The Savior / By Your Side

| 項目 | ポイント |
|---|---|
| 収録アルバム | By Your Side |
| 推したい箇所 | 1分02秒〜1分29秒 |
後世に語り継ぎたいスラップフレーズ
9曲目は10th Album”By Your Side”から、”The Savior“。
この世の最適解かのようなスラップベースから始まり、ノンストップで1分をスラップで駆け抜けていくベースジャンキーには堪らない一曲。

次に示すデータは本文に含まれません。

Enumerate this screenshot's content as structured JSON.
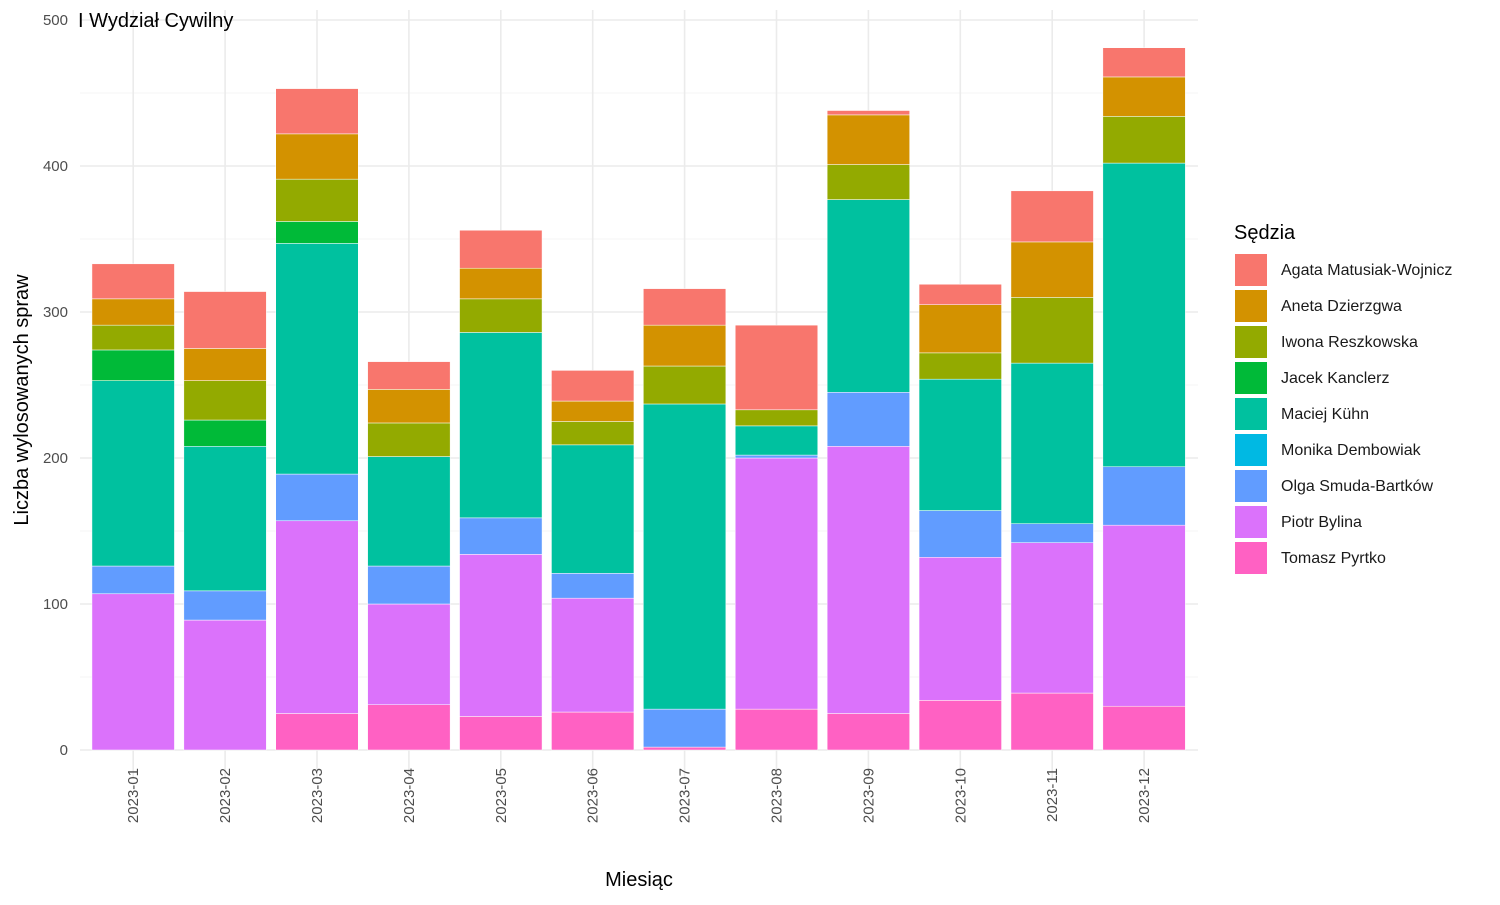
{
  "chart_data": {
    "type": "bar",
    "stacked": true,
    "title": "I Wydział Cywilny",
    "xlabel": "Miesiąc",
    "ylabel": "Liczba wylosowanych spraw",
    "ylim": [
      0,
      500
    ],
    "yticks": [
      0,
      100,
      200,
      300,
      400,
      500
    ],
    "grid": true,
    "legend_title": "Sędzia",
    "legend_position": "right",
    "categories": [
      "2023-01",
      "2023-02",
      "2023-03",
      "2023-04",
      "2023-05",
      "2023-06",
      "2023-07",
      "2023-08",
      "2023-09",
      "2023-10",
      "2023-11",
      "2023-12"
    ],
    "series": [
      {
        "name": "Tomasz Pyrtko",
        "color": "#FF61C3",
        "values": [
          0,
          0,
          25,
          31,
          23,
          26,
          2,
          28,
          25,
          34,
          39,
          30
        ]
      },
      {
        "name": "Piotr Bylina",
        "color": "#DB72FB",
        "values": [
          107,
          89,
          132,
          69,
          111,
          78,
          0,
          172,
          183,
          98,
          103,
          124
        ]
      },
      {
        "name": "Olga Smuda-Bartków",
        "color": "#619CFF",
        "values": [
          19,
          20,
          32,
          26,
          25,
          17,
          26,
          2,
          37,
          32,
          13,
          40
        ]
      },
      {
        "name": "Monika Dembowiak",
        "color": "#00B9E3",
        "values": [
          0,
          0,
          0,
          0,
          0,
          0,
          0,
          0,
          0,
          0,
          0,
          0
        ]
      },
      {
        "name": "Maciej Kühn",
        "color": "#00C19F",
        "values": [
          127,
          99,
          158,
          75,
          127,
          88,
          209,
          20,
          132,
          90,
          110,
          208
        ]
      },
      {
        "name": "Jacek Kanclerz",
        "color": "#00BA38",
        "values": [
          21,
          18,
          15,
          0,
          0,
          0,
          0,
          0,
          0,
          0,
          0,
          0
        ]
      },
      {
        "name": "Iwona Reszkowska",
        "color": "#93AA00",
        "values": [
          17,
          27,
          29,
          23,
          23,
          16,
          26,
          11,
          24,
          18,
          45,
          32
        ]
      },
      {
        "name": "Aneta Dzierzgwa",
        "color": "#D39200",
        "values": [
          18,
          22,
          31,
          23,
          21,
          14,
          28,
          0,
          34,
          33,
          38,
          27
        ]
      },
      {
        "name": "Agata Matusiak-Wojnicz",
        "color": "#F8766D",
        "values": [
          24,
          39,
          31,
          19,
          26,
          21,
          25,
          58,
          3,
          14,
          35,
          20
        ]
      }
    ]
  }
}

スラップで1分を駆け抜けたかと思ったら、広がりのあるベースフレーズで繋ぎ、ルート弾きでサビまで駆け抜けたと思ったら飛び跳ねるようなリフでかましてくる。
ベーシストの教科書にしたいくらい技が詰め込まれた楽曲、ベース弾けないけど。
スラップのフレーズが芸術的過ぎて推したいが、1分前後から繰り出されるバンドアンサンブルがこの楽曲を決定付けた気がする。
間違いないベースの芯を残しながら、楽曲に広がりを生み出す音色とフレーズはもっと評価されて欲しい。
この鍵盤チックなフレーズはなんかエロい、ひなっちが創り出すフレーズの中でも大好きな一節。
SUNRISE / BRIGHTNESS

| 項目 | ポイント |
|---|---|
| 収録アルバム | BRIGHTNESS |
| 推したい箇所 | 34秒〜1分07秒 |
低音に紛れたスラップのプルが映える美しい一曲
10曲目はEP”BRIGHTNESS”から、”SUNRISE“。
村松拓の美しいコーラスが聞きやすいリズムと最高のバンドアンサンブルでスタートする楽曲。
正直この中に挙げるか迷った楽曲だったが、当たり前のようにスラップを楽曲の土台として使い、バンドアンサンブルの中にスラップのプルが抜けて聞こえる曲が美しかったので最後の曲として挙げた。
ギターのパワープレイも多くなく、歌声を聞かせる楽曲だと個人的には思っているが、この土台を作っているのは繰り返されるスラップベースのリフ、コードギター、力強くテンポ感が良いドラムフレーズ。
繰り返しのリフに惑わされる気がするが、楽曲の土台にしてはベースのリフが変態すぎる。